Alfa Laval, DTU Energy, Haldor Topsoe, Svitzer and the Mærsk Mc-Kinney Møller Center for Zero Carbon Shipping are entering into a joint project to accelerate the development of solid oxide fuel cell (SOFC) technology, funded by a grant from Danish EUDP (Energy Technology Development and Demonstration Programme), in support of the industry's decarbonisation aims.

The project, SOFC4Maritime, will target optimal utilisation of future green fuels via application of SOFCs for power production on ships. With fuels such as ammonia, hydrogen or bio-methane, SOFCs hold promise as a replacement for fossil fuels. 

By electrochemically converting fuel into electricity, SOFCs can potentially produce power with higher efficiency than internal combustion engines running on the same fuel – with negligible emissions or particulates. Ammonia-based SOFCs are considered especially attractive, since ammonia can be produced at large scale using renewable electricity and no biomass resource. The research will therefore have ammonia-based SOFCs as its starting point.

Alfa Laval will head the development initiative. Haldor Topsoe will provide the underlying SOFC stack technology, while DTU Energy will support with system layout and component testing. Svitzer will bring a shipowner perspective and the Mærsk McKinney Møller Center for Zero Carbon Shipping will ensure a broad industry overview, end-to-end analysis of various energy pathways and a detailed techno-economic analysis.

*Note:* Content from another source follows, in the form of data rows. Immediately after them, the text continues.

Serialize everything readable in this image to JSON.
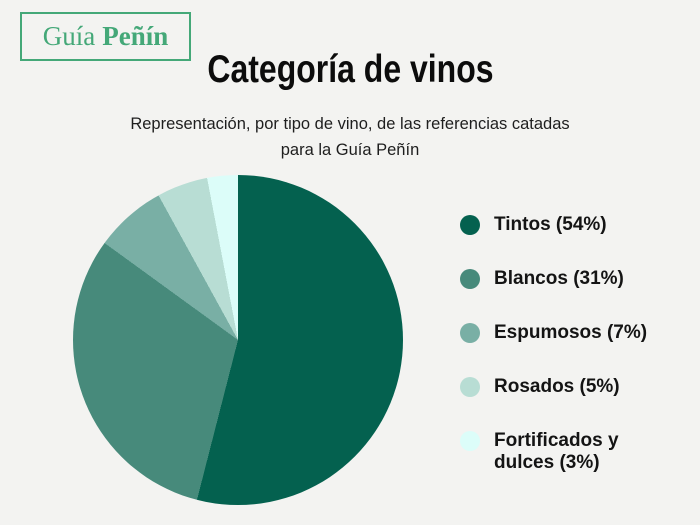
{
  "page": {
    "background": "#f3f3f1",
    "logo": {
      "prefix": "Guía",
      "brand": "Peñín",
      "color": "#44a878"
    },
    "title": "Categoría de vinos",
    "subtitle_line1": "Representación, por tipo de vino, de las referencias catadas",
    "subtitle_line2": "para la Guía Peñín"
  },
  "chart_data": {
    "type": "pie",
    "title": "Categoría de vinos",
    "subtitle": "Representación, por tipo de vino, de las referencias catadas para la Guía Peñín",
    "start_angle_deg": 0,
    "direction": "clockwise",
    "legend_position": "right",
    "slices": [
      {
        "name": "Tintos",
        "value_pct": 54,
        "color": "#04614f",
        "label": "Tintos (54%)"
      },
      {
        "name": "Blancos",
        "value_pct": 31,
        "color": "#478a7b",
        "label": "Blancos (31%)"
      },
      {
        "name": "Espumosos",
        "value_pct": 7,
        "color": "#79afa5",
        "label": "Espumosos (7%)"
      },
      {
        "name": "Rosados",
        "value_pct": 5,
        "color": "#b8ddd4",
        "label": "Rosados (5%)"
      },
      {
        "name": "Fortificados y dulces",
        "value_pct": 3,
        "color": "#dcfdf9",
        "label": "Fortificados y dulces (3%)"
      }
    ]
  }
}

 Sameer Kalra, President, Alfa Laval Marine Division, said: “Addressing shipping’s environmental challenges – and climate change in particular – will require a diverse range of strong technologies. By partnering with fellow marine industry experts, we can investigate the possibilities and bring them to fruition in time to make a difference.”

"We are proud to contribute with our competences within SOFC technology and ammonia as a marine fuel in order to reduce carbon emissions from shipping. This is an urgent goal in combatting climate change," said  Kim Grøn Knudsen, Chief Strategy and Innovation Officer, Haldor Topsoe

“Our know-how in the performance and testing of SOFC technology and components will be utilised well in this important project aimed at a carbon-free shipping industry,” said Søren Linderoth, Head of Department, DTU Energy

Bo Cerup-Simonsen, CEO, Mærsk Mc-Kinney Møller Center for Zero Carbon Shipping, said: "We are eager to pursue this project, which will provide essential information and enhance the feasibility of future pathways to zero carbon shipping based on SOFCs."

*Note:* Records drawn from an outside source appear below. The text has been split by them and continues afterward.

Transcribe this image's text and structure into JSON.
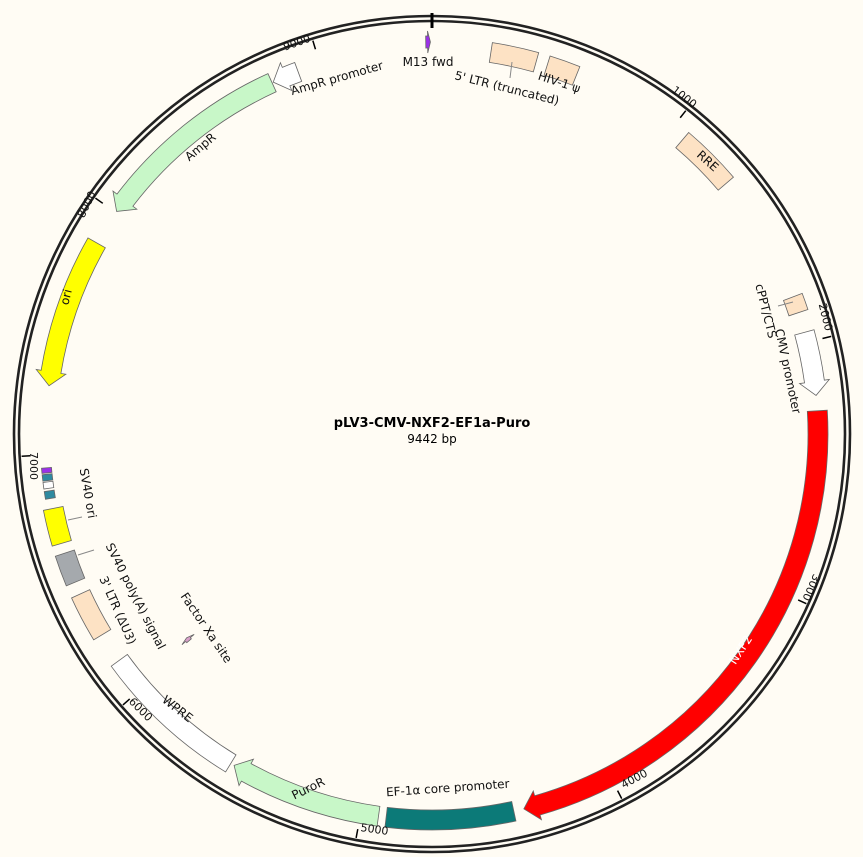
{
  "plasmid": {
    "name": "pLV3-CMV-NXF2-EF1a-Puro",
    "length_label": "9442 bp",
    "length": 9442
  },
  "ticks": [
    "1000",
    "2000",
    "3000",
    "4000",
    "5000",
    "6000",
    "7000",
    "8000",
    "9000"
  ],
  "features": [
    {
      "label": "M13 fwd",
      "start": 9418,
      "end": 9436,
      "dir": 1,
      "color": "#9b30e8"
    },
    {
      "label": "5' LTR (truncated)",
      "start": 230,
      "end": 410,
      "dir": 0,
      "color": "#fde2c4"
    },
    {
      "label": "HIV-1 ψ",
      "start": 455,
      "end": 575,
      "dir": 0,
      "color": "#fde2c4"
    },
    {
      "label": "RRE",
      "start": 1060,
      "end": 1300,
      "dir": 0,
      "color": "#fde2c4"
    },
    {
      "label": "cPPT/CTS",
      "start": 1815,
      "end": 1880,
      "dir": 0,
      "color": "#fde2c4"
    },
    {
      "label": "CMV promoter",
      "start": 1960,
      "end": 2210,
      "dir": 1,
      "color": "#ffffff"
    },
    {
      "label": "NXF2",
      "start": 2270,
      "end": 4360,
      "dir": 1,
      "color": "#ff0000"
    },
    {
      "label": "EF-1α core promoter",
      "start": 4400,
      "end": 4900,
      "dir": 0,
      "color": "#0c7a78"
    },
    {
      "label": "PuroR",
      "start": 4930,
      "end": 5530,
      "dir": 1,
      "color": "#c8f7c8"
    },
    {
      "label": "WPRE",
      "start": 5545,
      "end": 6140,
      "dir": 0,
      "color": "#ffffff"
    },
    {
      "label": "Factor Xa site",
      "start": 6022,
      "end": 6040,
      "dir": 1,
      "color": "#d8a0c8"
    },
    {
      "label": "3' LTR (ΔU3)",
      "start": 6260,
      "end": 6440,
      "dir": 0,
      "color": "#fde2c4"
    },
    {
      "label": "SV40 poly(A) signal",
      "start": 6490,
      "end": 6610,
      "dir": 0,
      "color": "#a5a9ad"
    },
    {
      "label": "SV40 ori",
      "start": 6650,
      "end": 6790,
      "dir": 0,
      "color": "#ffff00"
    },
    {
      "label": "",
      "start": 6830,
      "end": 6860,
      "dir": 0,
      "color": "#2f8aa0"
    },
    {
      "label": "",
      "start": 6870,
      "end": 6895,
      "dir": 0,
      "color": "#ffffff"
    },
    {
      "label": "",
      "start": 6900,
      "end": 6925,
      "dir": 0,
      "color": "#2f8aa0"
    },
    {
      "label": "",
      "start": 6930,
      "end": 6950,
      "dir": 0,
      "color": "#9b30e8"
    },
    {
      "label": "ori",
      "start": 7270,
      "end": 7860,
      "dir": -1,
      "color": "#ffff00"
    },
    {
      "label": "AmpR",
      "start": 8005,
      "end": 8800,
      "dir": -1,
      "color": "#c8f7c8"
    },
    {
      "label": "AmpR promoter",
      "start": 8805,
      "end": 8910,
      "dir": -1,
      "color": "#ffffff"
    }
  ]
}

Global shipping accounts for around 3% of global carbon emissions, a share that is likely to increase as other industries tackle climate emissions in the coming decades.

Achieving the long-term target of decarbonisation requires new fuel types and systemic change within the industry. Shipping is globally regulated, which provides an opportunity to secure broad-based adoption of new technology and fuels. However, new legislation will be needed to enable the transition.

To accelerate the development of viable technologies, a coordinated effort within applied research is needed across the entire supply chain. Industry leaders play a critical role in ensuring that laboratory research is successfully matured to scalable solutions that match shipping needs.